The hype around mHealth now mainstream

gimlet-eyeThe Gimlet Eye appreciates a little support from the kind-of-mainstream HuffPo in questioning some of the overheated enthusiasm around mHealth and the app explosion now estimated at 44 million downloads this year. Barbara Ficarra takes an even-handed and reasonably thorough approach appropriate for a general audience, first defining mHealth (including fitness tracking), tracking the buzzy explosion in social media chatter, itemizing the wildly varying projections (Frost & Sullivan’s $392 million in US by 2015, research2guidance’s $1.3 billion globally this year), but then gets down to cases with questioning how consumers and doctors will know which apps are accurate, safe and reliable. Mentioned as ‘trusted suppliers’ are health providers, American Red Cross, retail drug stores and Happtique’s app certification program for providers [TA 18 July]. FDA is depicted as a necessary wet blanket. And there is always that jaded end user who’s downloading and using the app twice, not putting in actual data and then finding the app not engaging. Is the reality as Dr. Joseph Kvedar of Partners HealthCare put it, “There’s a short shelf life, don’t expect it to change your life.”? Too Much Hype in the Mobile Health App World?

4 thoughts on “The hype around mHealth now mainstream

  1. Hi Donna,

    I made a point by point review of this interesting Huff Post article by Barbara on my blog:

    [url]http://mhealthinsight.com/2012/07/24/is-there-too-much-hype-in-the-mhealth-app-world/ [/url]

    In short:

    > The App market is very very far from being a “no rules to the game”.

    > The NIH consensus definition of mHealth is inaccurate and won’t stand the test of time.

    > mHealth isn’t in its infancy and the significant revenue projections from research organisations that sell expensive papers are to be expected but still don’t even keep up with the native mHealth app market

    > The idea of the FDA providing a “filter” that will reassure consumers is fanciful

    > In my opinion it’s odd to suggest that “mobile technology may help to transform the lives of patients and provide a stronger partnership with health care providers’ when it already is…

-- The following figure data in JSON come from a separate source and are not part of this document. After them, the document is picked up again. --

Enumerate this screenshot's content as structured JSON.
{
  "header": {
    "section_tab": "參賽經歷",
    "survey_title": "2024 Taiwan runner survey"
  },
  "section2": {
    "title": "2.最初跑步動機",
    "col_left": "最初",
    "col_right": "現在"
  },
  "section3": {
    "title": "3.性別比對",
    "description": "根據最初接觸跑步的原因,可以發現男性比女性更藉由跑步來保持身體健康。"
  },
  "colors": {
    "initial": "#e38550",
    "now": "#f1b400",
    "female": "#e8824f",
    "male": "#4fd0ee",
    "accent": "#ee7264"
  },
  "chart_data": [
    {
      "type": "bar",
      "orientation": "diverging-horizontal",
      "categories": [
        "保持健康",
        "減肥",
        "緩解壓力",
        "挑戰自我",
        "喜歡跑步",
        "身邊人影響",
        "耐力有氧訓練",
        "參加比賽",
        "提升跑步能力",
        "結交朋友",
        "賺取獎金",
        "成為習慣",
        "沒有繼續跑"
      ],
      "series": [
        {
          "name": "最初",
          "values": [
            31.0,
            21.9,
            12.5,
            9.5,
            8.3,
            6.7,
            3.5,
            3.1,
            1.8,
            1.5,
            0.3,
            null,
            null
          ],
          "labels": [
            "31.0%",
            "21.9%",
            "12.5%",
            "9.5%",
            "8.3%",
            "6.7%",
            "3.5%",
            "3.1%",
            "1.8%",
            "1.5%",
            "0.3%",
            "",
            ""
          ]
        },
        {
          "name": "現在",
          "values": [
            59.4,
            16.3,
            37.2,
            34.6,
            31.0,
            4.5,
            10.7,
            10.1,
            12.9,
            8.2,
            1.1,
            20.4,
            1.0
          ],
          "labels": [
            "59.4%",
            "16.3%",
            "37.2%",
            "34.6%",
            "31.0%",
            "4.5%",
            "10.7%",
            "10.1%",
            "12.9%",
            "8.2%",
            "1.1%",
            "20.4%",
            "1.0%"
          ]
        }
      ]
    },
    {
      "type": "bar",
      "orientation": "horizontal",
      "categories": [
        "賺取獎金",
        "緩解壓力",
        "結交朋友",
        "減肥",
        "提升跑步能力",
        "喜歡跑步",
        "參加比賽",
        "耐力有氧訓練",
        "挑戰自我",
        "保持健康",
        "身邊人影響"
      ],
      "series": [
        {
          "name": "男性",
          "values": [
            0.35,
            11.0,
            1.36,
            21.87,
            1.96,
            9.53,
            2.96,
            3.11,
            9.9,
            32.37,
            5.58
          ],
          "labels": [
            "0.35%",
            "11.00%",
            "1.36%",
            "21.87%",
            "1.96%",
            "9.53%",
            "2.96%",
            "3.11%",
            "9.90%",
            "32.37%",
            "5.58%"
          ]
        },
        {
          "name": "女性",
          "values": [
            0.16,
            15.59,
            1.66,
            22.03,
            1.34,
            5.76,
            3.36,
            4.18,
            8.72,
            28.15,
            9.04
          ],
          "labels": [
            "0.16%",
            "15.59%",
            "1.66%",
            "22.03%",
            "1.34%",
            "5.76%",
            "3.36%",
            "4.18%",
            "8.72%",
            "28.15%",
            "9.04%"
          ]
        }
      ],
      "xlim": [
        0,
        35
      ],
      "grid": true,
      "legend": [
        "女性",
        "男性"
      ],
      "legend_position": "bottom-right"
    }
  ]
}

    > I thought the idea of a printed magazine to tell you how to use an iPad is funny (i see half a dozen selling in airport news stands) but a set of books to help consumers navigate mHealth apps is in my opinion completely missing the point.

  2. The danger is when we start to believe the inflated consultant reports that continuously predict that healthcare is at the edge of a major technology led transformation. I have been seeing these reports for the thirty years I have been in healthcare, and the reality is that despite the enormous promise of transformational changes in healthcare, the reality is that the only thing that actually changes healthcare is reimbursement reform. If you look at the reform underway in the USA today, it basically brings them onto a par with the rest of the civilized world in recognizing that healthcare is a universal right, and that to make it so, the providers need to be guaranteed payment. The tools they select to deliver the care will vary, and at the end of the day you can’t replace the clinical acumen of a trained professional who is rewarded for delivering high quality care, and has the social responsibility to want to improve the quality of life of their patients. MHealth is just another tool in their arsenal, it facilitates their interaction with their patient and their peers, but it does not replace it.
    We are very much still on the hype phased MHealth, until such time as it becomes ingrained in clinicians and consumers behaviour,or reimbursement is provided for its use,it will not become mainstream. That cannot be driven by reports that predict its success, only by the systematic use and evaluation of the healthcare profession itself.

  3. @George Margelis

    “We are very much still on the hype phased MHealth, until such time as it becomes ingrained in clinicians and consumers behavior,or reimbursement is provided for its use,it will not become mainstream.”

    What makes you think it isn’t ingrained?

    Most of the clinicians I meet with have their mobiles turned on permanently and find it difficult to remember when they were last unreachable as during work/conferences etc most of them now have it switched to silent. Typical answers include “when I flew to X I had it off but I turned it on as soon as I landed”.

    I was in a waiting room yesterday and all 15 patients there had received SMS appointment reminders.

  4. SMS (text in the US) is becoming more routine for appointments–my chiropractor’s been using it for some years. But the buzzy stuff around mHealth isn’t this or even Text4Baby or other health reminders, unfortunately. It’s the consumer self-tracking, ‘quantified self’ cool devices, and imaging stuff that gets all the hype. I believe we’ll see the last becoming routine on a professional level (because it’s an [u]evolution[/u] from PC to mobile) long before pure self-tracking for diabetes (for instance) gets adopted by the consumer on a consistent basis. My bet would be that it will have to be packaged up and made ‘fun’ or rewarding in some way to go mainstream.